Лисичка слегка усмехнулась.
«Ну, мои господа, поздно так поздно. Во всяком случае меня радует, что это событие позволило мне лично познакомиться с господином Хартейзеном. Хайль Гитлер!»
Когда дверь за ним закрылась, друзья облегчённо посмотрели на друг друга. «Слава Богу, мы избавились от этой несчастной открытки!»
«И он нас не заподозрил!»
«Не из-за открытки! Но что мы колебались сообщать ли о ней или нет, это он заметил.»
«Думаешь этим дело не закончилось?»
«Вообще-то не думаю. В худшем случае они тебя ещё раз допросят. Но тебе же нечего скрывать.»
«Знаешь.
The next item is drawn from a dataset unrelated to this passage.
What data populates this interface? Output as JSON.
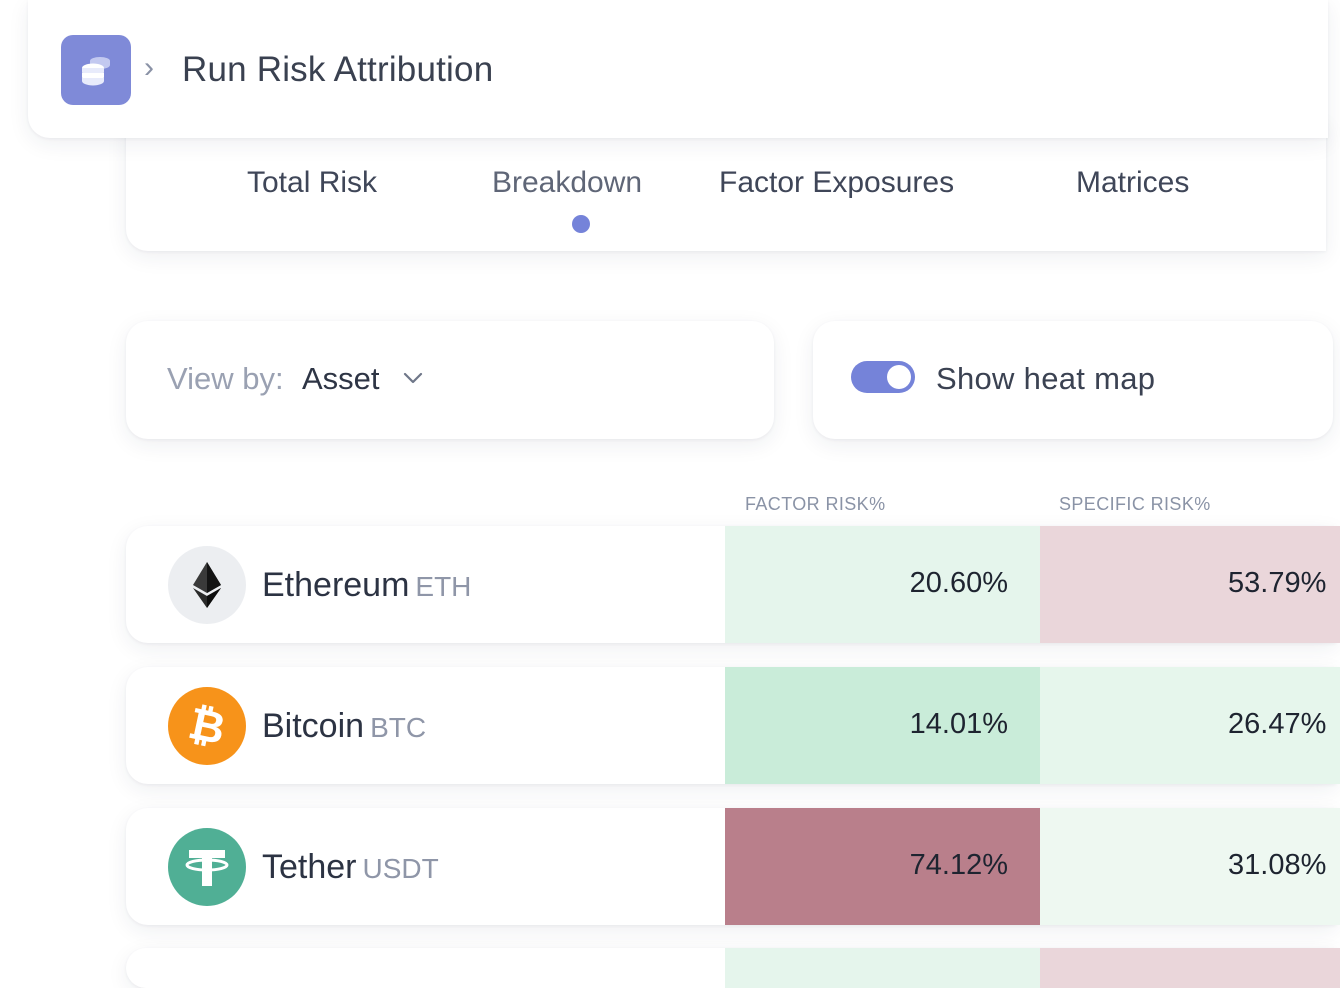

Эрвин, я теперь, пожалуй, с радостью исчезну  на время из этого города.»

                4

Между тем лисичка поехал к своему начальнику. Открытка теперь в руках коричнево-рубашечника.
«Это прямое дело гестапо, Ханс. Поезжай с этим к ним»- говорит коричневый.
«Подожди, я напишу пару слов. А каковы были эти два господина?»
«Без сомнения, они ни при чём. Естественно, политически надёжными их считать нельзя. Скажу тебе, они чуть в штаны не наложили из-за этой открытки.»
« Хартейзен впал в немилость у Гёбельса» - задумчиво заметил коричнево-рубашечник.
«Всё-равно!» - сказал лисичка. «артист этого бы не посмел сделать. Он большой трус. Я ему в лицо назвал 6 фильмов, в которых он не участвовал и похвалил за мастерство. Он раскланялся от благодарности. При этом я унюхал, как он вспотел от страха!»
«Все боятся!» - заключил коричнево-рубашечник с презрением.»Но собственно говоря, почему? Для них же всё просто организовано, им нужно только делать то, что мы им говорим.»
«Это потому, что люди не перестают думать. Они всё ещё верят, что думая, они  продвинутся дпльше.»
«Им нужно только подчиняться. Мыслями всех обеспечит фюрер.»
«А что с этим? Что ты о нём думаешь, Ханс?» - указывает коричнево-рубашечник на открытку.
«Что на это сказать? Вероятно он, действительно, потерял сына...»
«Не думаю!  Те, кто это пишет, это всегда подстрекатели.  Думаю, какой-нибудь социалист или коммунист...»
«Не думаю. Ни за что в жизни, не думаю. Те всегда пишут о фашизме и реакции, о солидарности и пролетариате — всех этих слов нет в открытке. Кроме того, социалистов и коммунистов я унюхаю за 10 км против ветра!»
«А я  всё-равно так думаю! Они теперь все замаскировались...»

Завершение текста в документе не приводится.